Friday, March 18, 2011

A Discovery of Witches by Deborah Harkness

I'm just going to say it outright. This book is an intellectual Twilight. I don't mean that as an insult. That's just what I felt while I was reading it. It's a paranormal romance set in academia. Diana, the main character, is a witch who has spent her whole life trying to hide that part of her world. It catches up to her when she requests an old manuscript as part of her academic research. She can tell the book is magic and sends it back. Suddenly, the world of witches, vampires and daemons fall upon her. This book is an alchemic manuscript that has been searched for by members of all three supernatural species for hundreds of years. Matthew, a vampire who has been searching for the manuscript, believes it will help save the creatures from extinction, though his motives are definitely questionable at first.
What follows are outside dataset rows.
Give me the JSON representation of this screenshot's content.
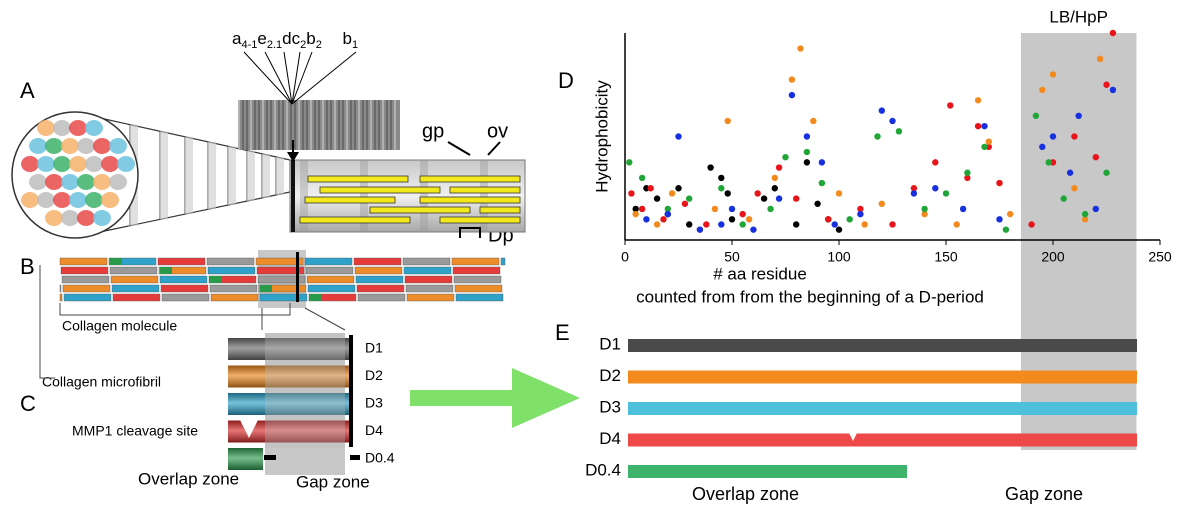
{
  "chart_data": {
    "type": "scatter",
    "ylabel": "Hydrophobicity",
    "xlabel": [
      "# aa residue",
      "counted from from the beginning of a D-period"
    ],
    "xlim": [
      0,
      250
    ],
    "xticks": [
      0,
      50,
      100,
      150,
      200,
      250
    ],
    "ylim": [
      0,
      4
    ],
    "shade": {
      "x": [
        185,
        239
      ],
      "label": "LB/HpP"
    },
    "series": [
      {
        "color": "#000000",
        "x": [
          5,
          10,
          15,
          20,
          25,
          30,
          40,
          45,
          48,
          50,
          65,
          70,
          80,
          85,
          90,
          95,
          100
        ],
        "values": [
          0.6,
          1.0,
          0.8,
          0.5,
          1.0,
          0.3,
          1.4,
          1.2,
          0.9,
          0.4,
          0.8,
          1.0,
          0.3,
          1.5,
          0.7,
          0.4,
          0.2
        ]
      },
      {
        "color": "#e8141a",
        "x": [
          3,
          8,
          12,
          18,
          28,
          38,
          55,
          62,
          72,
          80,
          95,
          110,
          125,
          135,
          145,
          152,
          160,
          165,
          170,
          175,
          190,
          200,
          210,
          220,
          225,
          228
        ],
        "values": [
          0.9,
          0.6,
          1.0,
          0.4,
          0.7,
          0.3,
          0.5,
          0.9,
          1.4,
          0.8,
          0.4,
          0.6,
          0.3,
          1.0,
          1.5,
          2.6,
          1.2,
          2.2,
          1.8,
          1.1,
          0.3,
          1.5,
          2.0,
          1.6,
          3.0,
          4.0
        ]
      },
      {
        "color": "#f28a1e",
        "x": [
          5,
          15,
          22,
          35,
          42,
          48,
          58,
          70,
          78,
          82,
          88,
          100,
          112,
          120,
          140,
          155,
          165,
          170,
          180,
          195,
          200,
          210,
          215,
          222
        ],
        "values": [
          0.5,
          0.3,
          0.9,
          0.2,
          0.6,
          2.3,
          0.4,
          1.2,
          3.1,
          3.7,
          2.3,
          0.9,
          0.3,
          0.7,
          0.5,
          0.3,
          2.7,
          1.9,
          0.5,
          2.9,
          3.2,
          1.0,
          0.4,
          3.5
        ]
      },
      {
        "color": "#1fa637",
        "x": [
          2,
          8,
          20,
          30,
          45,
          55,
          68,
          75,
          85,
          92,
          105,
          118,
          128,
          140,
          150,
          160,
          168,
          178,
          192,
          198,
          205,
          215,
          225
        ],
        "values": [
          1.5,
          1.2,
          0.6,
          0.8,
          1.0,
          0.3,
          0.6,
          1.6,
          1.7,
          1.1,
          0.4,
          2.0,
          2.1,
          0.6,
          0.9,
          1.3,
          1.8,
          0.2,
          2.4,
          1.5,
          0.8,
          0.5,
          1.3
        ]
      },
      {
        "color": "#1730e0",
        "x": [
          10,
          20,
          25,
          35,
          45,
          50,
          60,
          72,
          78,
          85,
          92,
          98,
          110,
          120,
          125,
          135,
          145,
          158,
          168,
          175,
          195,
          200,
          208,
          212,
          220,
          228
        ],
        "values": [
          0.4,
          0.5,
          2.0,
          0.2,
          0.3,
          0.6,
          0.2,
          0.8,
          2.8,
          2.0,
          1.5,
          0.3,
          0.5,
          2.5,
          2.3,
          0.9,
          1.0,
          0.6,
          2.2,
          0.4,
          1.8,
          2.0,
          1.3,
          2.4,
          0.6,
          2.9
        ]
      }
    ]
  },
  "panel_labels": [
    "A",
    "B",
    "C",
    "D",
    "E"
  ],
  "band_label": [
    "a",
    "4-1",
    "e",
    "2.1",
    "dc",
    "2",
    "b",
    "2",
    " b",
    "1"
  ],
  "fibril_labels": {
    "gp": "gp",
    "ov": "ov",
    "dp": "Dp"
  },
  "panel_b": {
    "molecule": "Collagen molecule",
    "microfibril": "Collagen microfibril"
  },
  "panel_c": {
    "rows": [
      "D1",
      "D2",
      "D3",
      "D4",
      "D0.4"
    ],
    "cleavage": "MMP1 cleavage site",
    "overlap": "Overlap zone",
    "gap": "Gap zone"
  },
  "panel_e": {
    "rows": [
      "D1",
      "D2",
      "D3",
      "D4",
      "D0.4"
    ],
    "overlap": "Overlap zone",
    "gap": "Gap zone"
  }
}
As if the recalling and subsequent sending back of the manuscript isn't enough, Diana and Matthew fall in love, angering the entire supernatural world by breaking an old treaty barring inter-species relationships.

I did love some of the supporting characters, even more than Matthew and Diana. Diana's aunts are wonderful, as is Marthe, Matthew's housekeeper. My favorite, however, would have to be Diana's family house. Yes, the house is a character in this book. I thought it was a nice and unique touch. The house is a true witch house, hiding things away for years, adding a room when visitors are expected, etc.
This book is long. I think  it could have been at least 100 pages shorter. Also, the alchemy content was hard to understand, but it isn't absolutely necessary to enjoy the book. Another thing I didn't like (to no fauly of the author) is that I had assumed that this was a stand-alone book. When there were 200 pages left for me to read, I started wondering how she was going to wrap it up by the end. At the 100 page mark, I knew there must be an upcoming sequel. I guess I just like to know ahead of time.
After I finished the book, I was skimming through the reviews on Goodreads. It seems as if this book has more extreme votes (1/2 stars or 5 stars) than many other books. People either love it or hate it. As always, there are reviews like mine that "rate" A Discovery of Witches somewhere in the middle. I do that because I can honestly see both sides. I found the book enjoyable as I was reading it. At the same time, however, I don't know if this book was memorable enough to read the sequel. I spent way too much time trying to decide what rating to give this book, especially after reading this post by Janssen on why she stopped ranking. I think from now on I'll only rank if it's an easy choice. If the number keeps changing and going up and down like this did, I'm not going to worry about it.